While 23% of the funding of the banks in the euro zone are denominated in foreign foreign currency, the US dollar makes the largest contribution with 17%, according to a study by the ECB published in November 2024. A source of vulnerability, especially when short -term financing markets are likely to close suddenly, for example during a crisis.

In the past, European central banks have borrowed dollars from the Fed, the source of the currency, to fill the deficit, the American central bank with loan facilities with the ECB and other large counterparts to overcome the shortages of the world reserve currency and prevent financial tensions from repercussions in the United States.

If the FED has never suggested weakening these support measures, the questioning by President Donald Trump of trade and defense agreements concluded for a long time with European allies arousing distrust could change the situation, two sources said.

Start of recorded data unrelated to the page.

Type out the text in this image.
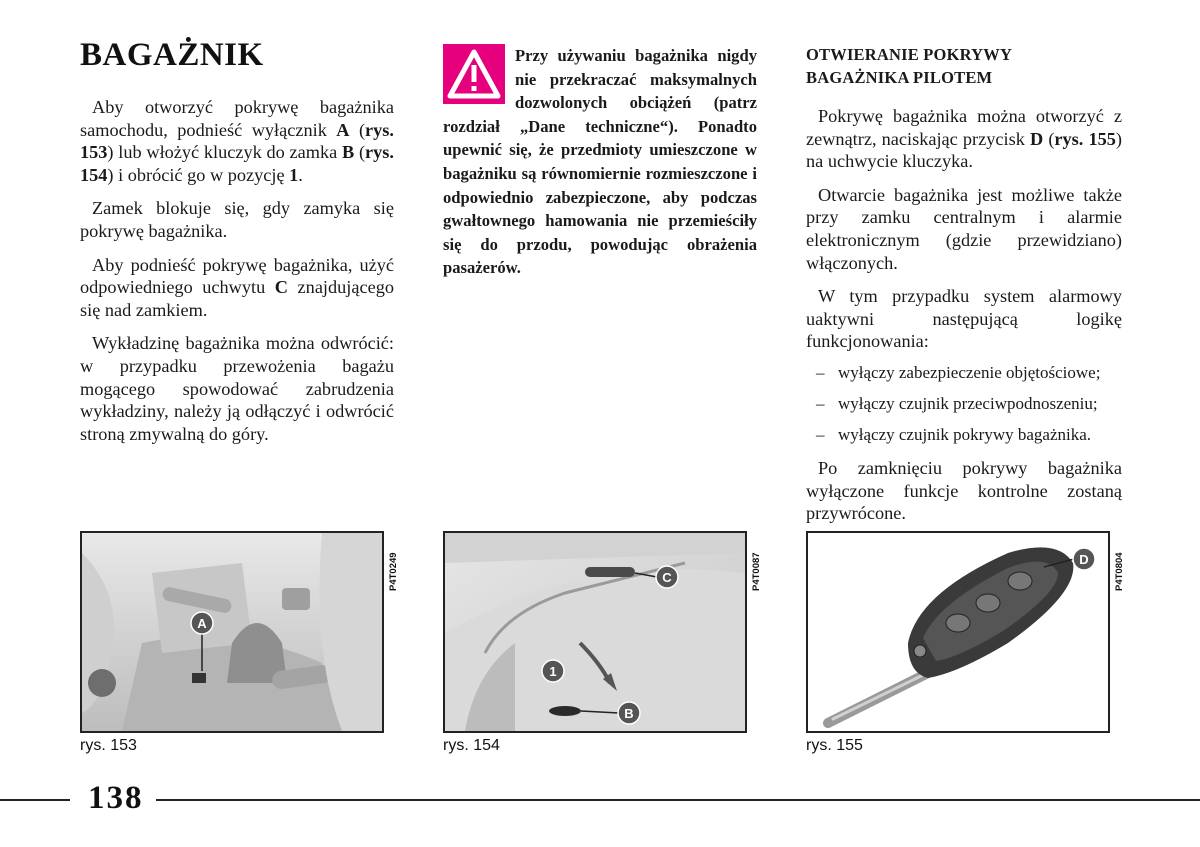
BAGAŻNIK

Aby otworzyć pokrywę bagażnika samochodu, podnieść wyłącznik A (rys. 153) lub włożyć kluczyk do zamka B (rys. 154) i obrócić go w pozycję 1.

Zamek blokuje się, gdy zamyka się pokrywę bagażnika.

Aby podnieść pokrywę bagażnika, użyć odpowiedniego uchwytu C znajdującego się nad zamkiem.

Wykładzinę bagażnika można odwrócić: w przypadku przewożenia bagażu mogącego spowodować zabrudzenia wykładziny, należy ją odłączyć i odwrócić stroną zmywalną do góry.

Przy używaniu bagażnika nigdy nie przekraczać maksymalnych dozwolonych obciążeń (patrz rozdział „Dane techniczne“). Ponadto upewnić się, że przedmioty umieszczone w bagażniku są równomiernie rozmieszczone i odpowiednio zabezpieczone, aby podczas gwałtownego hamowania nie przemieściły się do przodu, powodując obrażenia pasażerów.
OTWIERANIE POKRYWY
BAGAŻNIKA PILOTEM

Pokrywę bagażnika można otworzyć z zewnątrz, naciskając przycisk D (rys. 155) na uchwycie kluczyka.

Otwarcie bagażnika jest możliwe także przy zamku centralnym i alarmie elektronicznym (gdzie przewidziano) włączonych.

W tym przypadku system alarmowy uaktywni następującą logikę funkcjonowania:

– wyłączy zabezpieczenie objętościowe;

– wyłączy czujnik przeciwpodnoszeniu;

– wyłączy czujnik pokrywy bagażnika.

Po zamknięciu pokrywy bagażnika wyłączone funkcje kontrolne zostaną przywrócone.

A
P4T0249
rys. 153
C
1
B
P4T0087
rys. 154
D	P4T0804
rys. 155
138
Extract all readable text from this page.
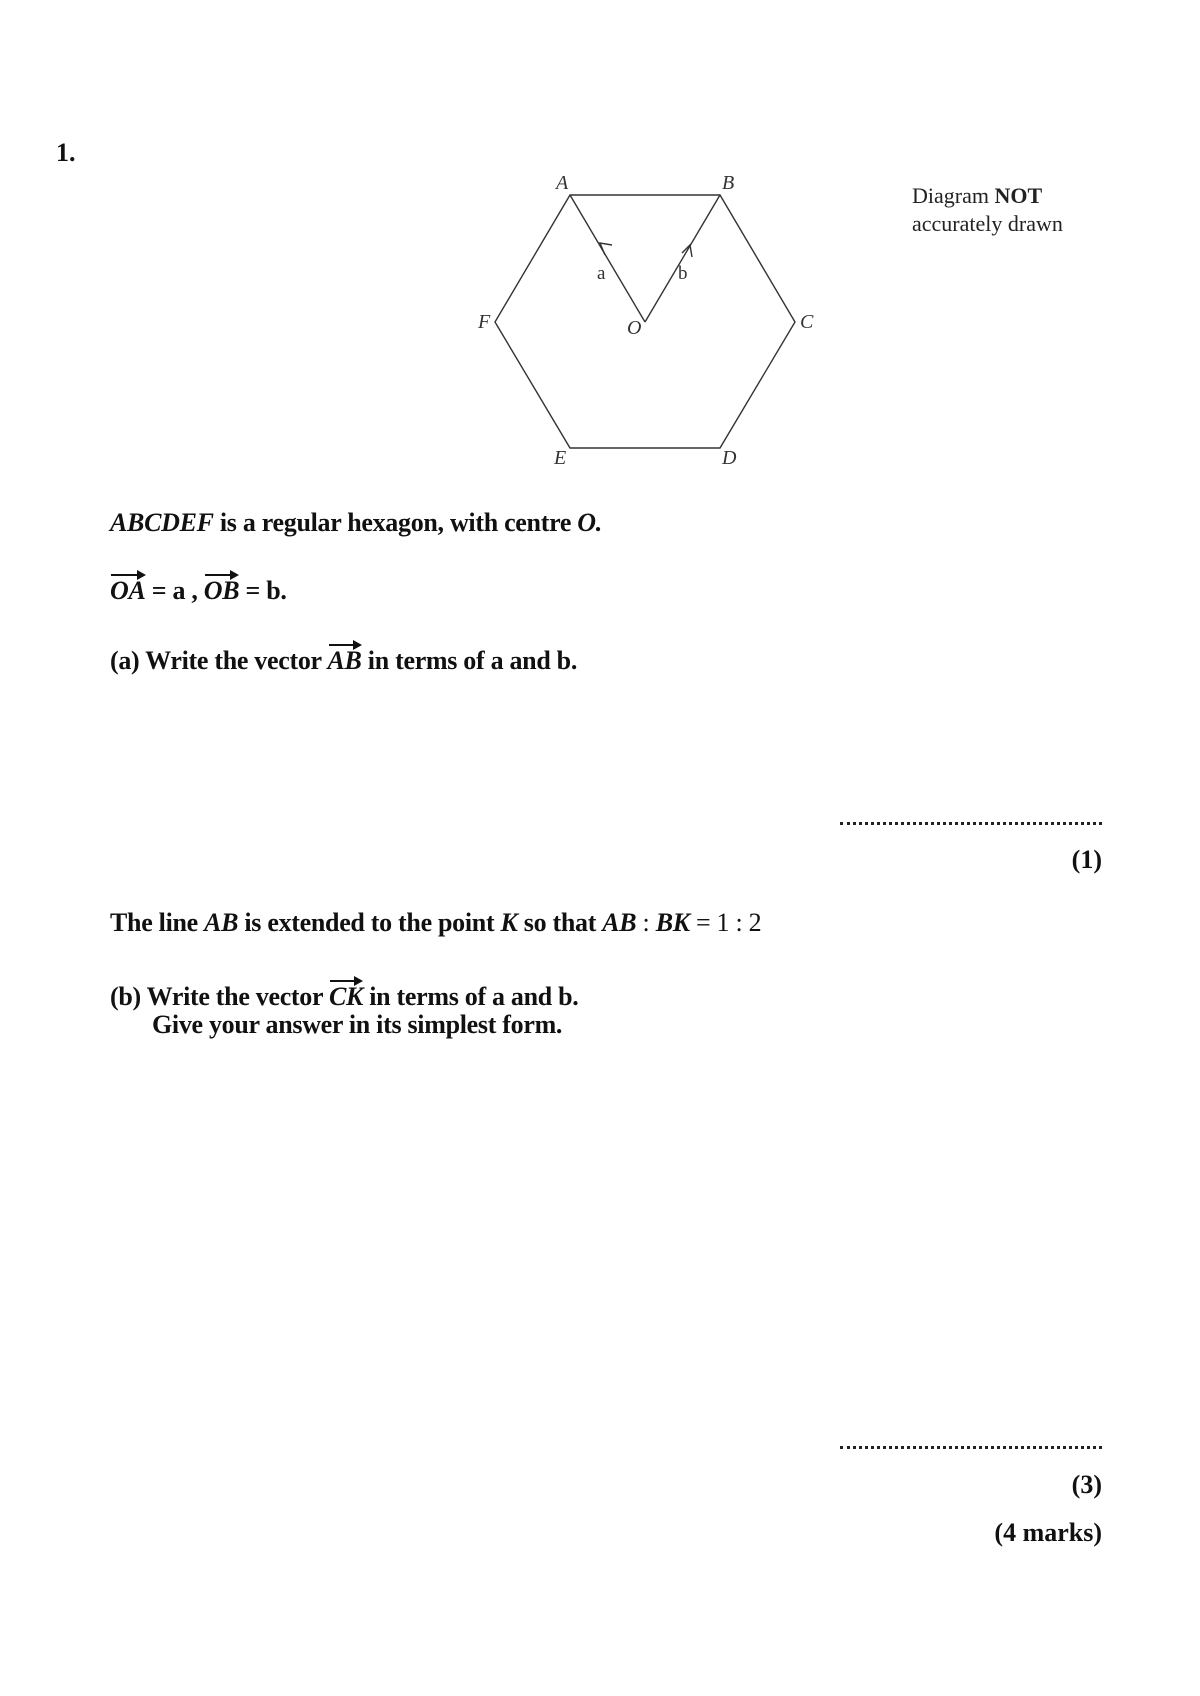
1.
A	B
C
D
E
F	O
a	b
Diagram NOT
accurately drawn
ABCDEF is a regular hexagon, with centre O.
OA = a , OB = b.
(a) Write the vector AB in terms of a and b.
(1)
The line AB is extended to the point K so that AB : BK = 1 : 2
(b) Write the vector CK in terms of a and b.
Give your answer in its simplest form.
(3)
(4 marks)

The ECB supervisory authorities therefore urgently ask European banks to assess the gaps in their balance sheet, for example when they have lent dollars to clients and financed other assets labeled in dollars, but they do not have sufficient or reliable funding in this currency to honor their commitments, said one of these sources.

Still according to this source, the ECB is even putting pressure on certain banks in the euro zone so that they reduce these differences and, in some cases, their request to consider modifying some of their activities in order to be less exposed to funding in dollars.

The ECB, the Fed and the White House do not comment in a context where Donald Trump’s criticisms against the President of the Fed, Jerome Powell, worry about the maintenance of the Central Bank independence.

Reuters had also revealed in March that some central bank officials in Europe were concerned about the reliability of the Fed under the chairmanship of Donald Trump.

Claudia Buch, president of the prudential supervisory board, said during a parliamentary hearing in March that the ECB was monitoring “very closely” liquidity in the banking system, warning against the risks of liquidity linked to geopolitical shocks.

Another senior executive from a European bank regulated by the ECB has indicated that its bank has modeled in recent weeks, and for the first time, a “delicate scenario” in which the Fed Swap lines would not be available, with the consequence of a higher cost for new dollar activities.